Starring: Elizabeth Moss (The Handmaid’s Tale), Oliver Jackson-Cohen (Faster), Aldis Hodge (Straight Outta Compton), Storm Reid (A Wrinkle in Time), Harriet Dyer (No Activity)
Writer/Director: Leigh Whannell (Upgrade)
Runtime: 2 hours 4 minutes
Release Date: 28th February (US, UK)
You’d think Universal taking their long history of horror classics and turning them into a major franchise in the middle of the cinematic universe boom would be a no brainer, but they’ve failed to several times over the past decade. After their biggest attempt (the so-called “Dark Universe”) flopped at the first hurdle with the dreadful reboot of The Mummy franchise, it seemed like it might be the end of the road for seeing the classic monsters on screen again.
Instead, they’ve taken a new tack: focus on individual projects with no connectivity, hire atypical and/or developing talent, and make them on a smaller scale. It’s an obvious but smart move, and one that ultimately serves its genre better than gargantuan blockbusters. Low budget horror maestros Blumhouse have stepped up to the plate first with Leigh Whannell’s contemporary take on H.G. Wells’ The Invisible Man, and on the first bat they’ve hit a home run. A genuinely distressing and topical psychological horror, this is a stellar example of how to update a classic concept to reflect modern fears.
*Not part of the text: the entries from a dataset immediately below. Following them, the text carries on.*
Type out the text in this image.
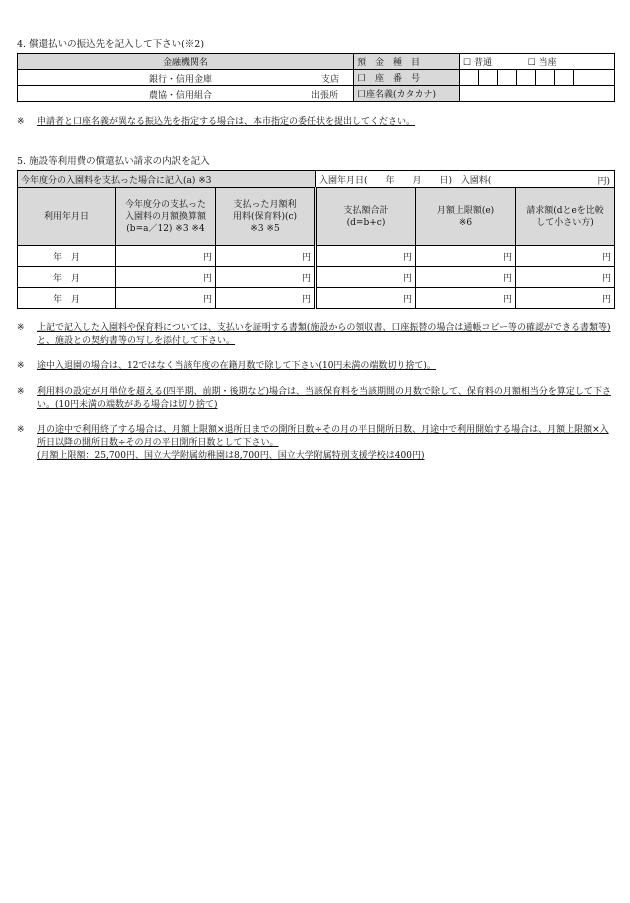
4. 償還払いの振込先を記入して下さい(※2)
金融機関名	預　金　種　目	☐ 普通 ☐ 当座						

銀行・信用金庫 支店	口　座　番　号							

農協・信用組合 出張所	口座名義(カタカナ)							
※ 申請者と口座名義が異なる振込先を指定する場合は、本市指定の委任状を提出してください。
5. 施設等利用費の償還払い請求の内訳を記入
今年度分の入園料を支払った場合に記入(a) ※3			入園年月日(　　年　　月　　日) 入園料( 円)		

利用年月日	今年度分の支払った入園料の月額換算額(b=a／12) ※3 ※4	支払った月額利用料(保育料)(c) ※3 ※5	支払額合計(d=b+c)	月額上限額(e) ※6	請求額(dとeを比較して小さい方)
年　月	円	円	円	円	円
年　月	円	円	円	円	円
年　月	円	円	円	円	円
※ 上記で記入した入園料や保育料については、支払いを証明する書類(施設からの領収書、口座振替の場合は通帳コピー等の確認ができる書類等)と、施設との契約書等の写しを添付して下さい。
※ 途中入退園の場合は、12ではなく当該年度の在籍月数で除して下さい(10円未満の端数切り捨て)。
※ 利用料の設定が月単位を超える(四半期、前期・後期など)場合は、当該保育料を当該期間の月数で除して、保育料の月額相当分を算定して下さい。(10円未満の端数がある場合は切り捨て)
※ 月の途中で利用終了する場合は、月額上限額×退所日までの開所日数÷その月の平日開所日数、月途中で利用開始する場合は、月額上限額×入所日以降の開所日数÷その月の平日開所日数として下さい。
(月額上限額：25,700円、国立大学附属幼稚園は8,700円、国立大学附属特別支援学校は400円)
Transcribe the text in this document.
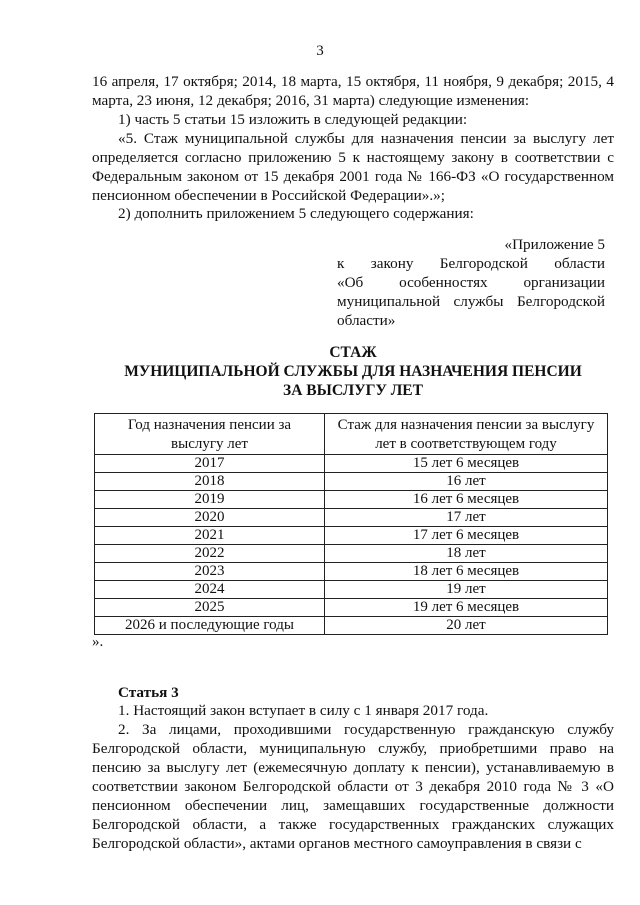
3

16 апреля, 17 октября; 2014, 18 марта, 15 октября, 11 ноября, 9 декабря; 2015, 4 марта, 23 июня, 12 декабря; 2016, 31 марта) следующие изменения:

1) часть 5 статьи 15 изложить в следующей редакции:

«5. Стаж муниципальной службы для назначения пенсии за выслугу лет определяется согласно приложению 5 к настоящему закону в соответствии с Федеральным законом от 15 декабря 2001 года № 166-ФЗ «О государственном пенсионном обеспечении в Российской Федерации».»;

2) дополнить приложением 5 следующего содержания:

«Приложение 5
к закону Белгородской области
«Об особенностях организации
муниципальной службы Белгородской
области»
СТАЖ
МУНИЦИПАЛЬНОЙ СЛУЖБЫ ДЛЯ НАЗНАЧЕНИЯ ПЕНСИИ
ЗА ВЫСЛУГУ ЛЕТ
Год назначения пенсии за выслугу лет	Стаж для назначения пенсии за выслугу лет в соответствующем году
2017	15 лет 6 месяцев
2018	16 лет
2019	16 лет 6 месяцев
2020	17 лет
2021	17 лет 6 месяцев
2022	18 лет
2023	18 лет 6 месяцев
2024	19 лет
2025	19 лет 6 месяцев
2026 и последующие годы	20 лет
».
Статья 3

1. Настоящий закон вступает в силу с 1 января 2017 года.

2. За лицами, проходившими государственную гражданскую службу Белгородской области, муниципальную службу, приобретшими право на пенсию за выслугу лет (ежемесячную доплату к пенсии), устанавливаемую в соответствии законом Белгородской области от 3 декабря 2010 года № 3 «О пенсионном обеспечении лиц, замещавших государственные должности Белгородской области, а также государственных гражданских служащих Белгородской области», актами органов местного самоуправления в связи с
Neither a straight-up adaptation of Wells’ novel or the 1933 film starring Claude Rains, this new version only takes the base premise of a manic genius turned invisible and instead crafts a new tale that examines those powers at their logical but morbid extreme. What could have easily been just another slasher flick with a sci-fi gimmick (i.e. Paul Verhoeven’s Hollow Man) instead takes a more cerebral approach, avoiding cheap thrills and keeping the audience in a constant nervous state. Despite its heightened premise, The Invisible Man depicts hard-hitting subjects like spousal abuse, post-traumatic stress and gaslighting with the seriousness they deserve. It expertly puts you in the mindset of its mentally frail protagonist as her grip on reality is gradually shattered, to the point I’d actively warn any viewers with a history of anxiety, depression and/or abuse to be aware of your mental health before watching. Much like The Babadook and Don’t Breathe, it understands that horror is most effective when grounded in humanity, if not necessarily reality, making for an experience that is harrowing yet beautiful.
Much of The Invisible Man’s success lies at the feet of star Elizabeth Moss, who delivers a phenomenal performance as our paranoid protagonist Cecilia. Tragic and relatable in equal measure, her depiction of PTSD puts most serious dramas to shame and gives a valuable voice to survivors in the wake of the #MeToo era. However, despite her mental instability, the film avoids making her a helpless victim and Moss keeps the character grounded in reality even as the story grows increasingly high-concept. Much like Toni Collette in Hereditary and Lupita Nyong’o in Us, it is an awards-worthy performance in a genre picture that is likely to be overlooked by the prestige crowd. The supporting cast delivers capably, especially Aldis Hodge as Cecilia’s friend and confidante and Storm Reid as Hodge’s daughter, whilst Harriet Dyer is decent enough as Cecilia’s beleaguered sister Emily (though her personality does rapidly shift between scenes). Of course there is the titular character himself and, though he is rarely seen or heard, Oliver Jackson-Cohen gives an eerily understated performance as Adrian Griffin. Playing the role like a sociopathic Tony Stark, his on-screen time is brief but effective, crafting a terrifying horror villain who’s evil feels all too real.
Making a film that involves invisibility can be super-tricky, as it is far too easy to make it look ridiculous as actors seemingly flail about at nothing. Luckily, Leigh Whannell’s direction focuses more on what we can’t see than what we can, building suspense through long takes and unnerving camera pans. That’s not to say the film is without action or violence, but they are intelligently staged and feel earned after waiting and watching the frame for Griffin to strike. Whannell’s experience with unconventional action on Upgrade becomes evident during these most intense moments, and his ability to pull off these sequences on such a low budget is especially impressive. The cinematography is strong but the camera operating is especially stellar, whilst the film’s tremendous sound design and Benjamin Wallfisch’s haunting score give the film some great auditory heft.
The Invisible Man is a perfect blend of high-concept and grounded horror, tapping into the zeitgeist and delivering a haunting parable about psychological abuse. Whilst undeniably a horror film at its core, it also transcends the genre to the point where non-horror fans will find something to enjoy. Whilst it certainly doesn’t linger on Universal’s past mistakes, its success proves that you don’t need gigantic budgets, a shared universe or celebrity stunt casting to reinvent the Universal Monsters brand. Though perhaps not as ingenious or revolutionary a take as, say, Jordan Peele’s recent output, it is still a brilliant testament to how the best horror takes our real-life anxieties and warps them into debilitating nightmares. Heed the trigger warnings beforehand, but absolutely go see it if you can!